Last week I mentioned the movie The Rescuers Down Under, and it got me thinking about my top 5 favourite movies that take place in Australia, so here they are (in reverse order);

  1. Crocodile Dundee
  2. Mission Impossible II
  3. A Cry in the Dark
  4. The Rescuers Down Under
  5. The Dish

The Dish tells the amazing story of a remote Australian village that has a satellite dish, that will provide radio and communication support for the Apollo 11 Mission. While the movie takes some artistic liberties, it does an amazing job of capturing the the excitement of culmination of the space race. Watching the movie it is easy to see how the events of this era inspired a generation of young people to engage in the sciences, even watching the trailer for this movie makes me want to go join NASA (maybe this attempt would be more successful than my first try). But sadly things at NASA aren’t so great these days. The Space Shuttle Program is over, and the future of manned missions to explore beyond low earth orbit looks very uncertain. The last shuttle mission was the STS-135, which ended on July 21, 2011 when Atlantis touched down. Matt Mira, a contributor to one of my favourite podcasts, made the trek down to Florida to watch and document the launch. His coverage of the event is great, and nerdy, and truly captures the excitement of someone who has long been interested in the space program. Check it out here, here, here, and here.

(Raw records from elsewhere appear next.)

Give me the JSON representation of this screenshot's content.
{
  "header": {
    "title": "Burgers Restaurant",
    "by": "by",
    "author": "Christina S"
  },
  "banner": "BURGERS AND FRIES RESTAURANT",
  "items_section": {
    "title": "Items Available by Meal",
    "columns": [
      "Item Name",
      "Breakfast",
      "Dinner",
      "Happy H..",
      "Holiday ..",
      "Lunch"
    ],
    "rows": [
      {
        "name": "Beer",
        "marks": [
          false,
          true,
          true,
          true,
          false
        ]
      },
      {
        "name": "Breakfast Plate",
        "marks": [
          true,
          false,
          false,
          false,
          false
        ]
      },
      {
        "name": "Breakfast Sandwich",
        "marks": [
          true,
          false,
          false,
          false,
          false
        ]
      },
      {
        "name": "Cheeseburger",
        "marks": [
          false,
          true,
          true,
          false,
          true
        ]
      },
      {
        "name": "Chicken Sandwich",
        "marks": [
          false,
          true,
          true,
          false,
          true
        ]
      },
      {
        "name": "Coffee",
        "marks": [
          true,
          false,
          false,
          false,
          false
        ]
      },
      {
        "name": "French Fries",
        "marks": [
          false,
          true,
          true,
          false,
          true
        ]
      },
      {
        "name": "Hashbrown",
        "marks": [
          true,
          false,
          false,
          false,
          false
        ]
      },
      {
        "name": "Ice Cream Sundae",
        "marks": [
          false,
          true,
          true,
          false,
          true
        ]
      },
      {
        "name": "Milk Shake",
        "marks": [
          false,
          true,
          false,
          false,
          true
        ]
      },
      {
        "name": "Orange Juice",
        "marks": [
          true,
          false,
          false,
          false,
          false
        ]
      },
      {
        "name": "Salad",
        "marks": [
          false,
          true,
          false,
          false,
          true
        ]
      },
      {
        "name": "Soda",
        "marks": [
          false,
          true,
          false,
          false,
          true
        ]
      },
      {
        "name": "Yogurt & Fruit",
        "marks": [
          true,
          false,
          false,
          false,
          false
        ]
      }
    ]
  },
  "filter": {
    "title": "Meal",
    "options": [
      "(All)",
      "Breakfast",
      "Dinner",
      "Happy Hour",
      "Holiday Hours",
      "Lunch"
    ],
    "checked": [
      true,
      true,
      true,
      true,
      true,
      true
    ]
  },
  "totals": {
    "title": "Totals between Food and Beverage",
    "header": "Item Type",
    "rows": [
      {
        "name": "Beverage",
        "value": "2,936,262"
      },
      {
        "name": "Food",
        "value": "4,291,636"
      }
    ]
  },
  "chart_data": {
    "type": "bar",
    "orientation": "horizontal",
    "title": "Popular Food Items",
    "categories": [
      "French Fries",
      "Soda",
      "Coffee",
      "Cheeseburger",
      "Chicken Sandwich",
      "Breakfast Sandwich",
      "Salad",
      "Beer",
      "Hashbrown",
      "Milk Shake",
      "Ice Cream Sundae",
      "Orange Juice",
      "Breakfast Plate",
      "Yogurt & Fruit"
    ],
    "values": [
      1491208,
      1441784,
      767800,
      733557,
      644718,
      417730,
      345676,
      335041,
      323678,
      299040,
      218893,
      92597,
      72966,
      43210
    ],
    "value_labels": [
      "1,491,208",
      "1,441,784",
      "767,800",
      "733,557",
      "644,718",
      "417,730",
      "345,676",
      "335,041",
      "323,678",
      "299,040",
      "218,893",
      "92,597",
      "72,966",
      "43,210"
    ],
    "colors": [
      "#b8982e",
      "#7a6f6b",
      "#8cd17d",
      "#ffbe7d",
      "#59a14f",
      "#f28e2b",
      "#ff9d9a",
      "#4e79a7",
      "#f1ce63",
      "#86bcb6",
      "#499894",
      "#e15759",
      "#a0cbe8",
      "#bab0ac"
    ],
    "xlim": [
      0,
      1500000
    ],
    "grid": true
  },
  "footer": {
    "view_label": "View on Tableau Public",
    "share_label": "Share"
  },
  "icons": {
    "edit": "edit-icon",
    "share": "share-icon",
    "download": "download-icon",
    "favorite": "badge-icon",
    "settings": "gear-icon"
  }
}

The sadness that is the current state of NASA has been thoroughly discussed by Neil deGrasse Tyson, and is part of the subject of his new book, Space Chronicles: Facing the Ultimate Frontier. He discusses the problems with NASA, its legacy, and a whole bunch of other great things with Ira Flatow on NPR’s Science Friday (listen or read here).

While the prospects of going into outer space might be grim in my lifetime, there are still ways that the individuals can pretend to be astronauts. Although who knows, maybe under a President Gingrich administration, we will get back to the moon sooner than later. That is by no means an endorsement of Gingrich, but rather an endorsement of the moon.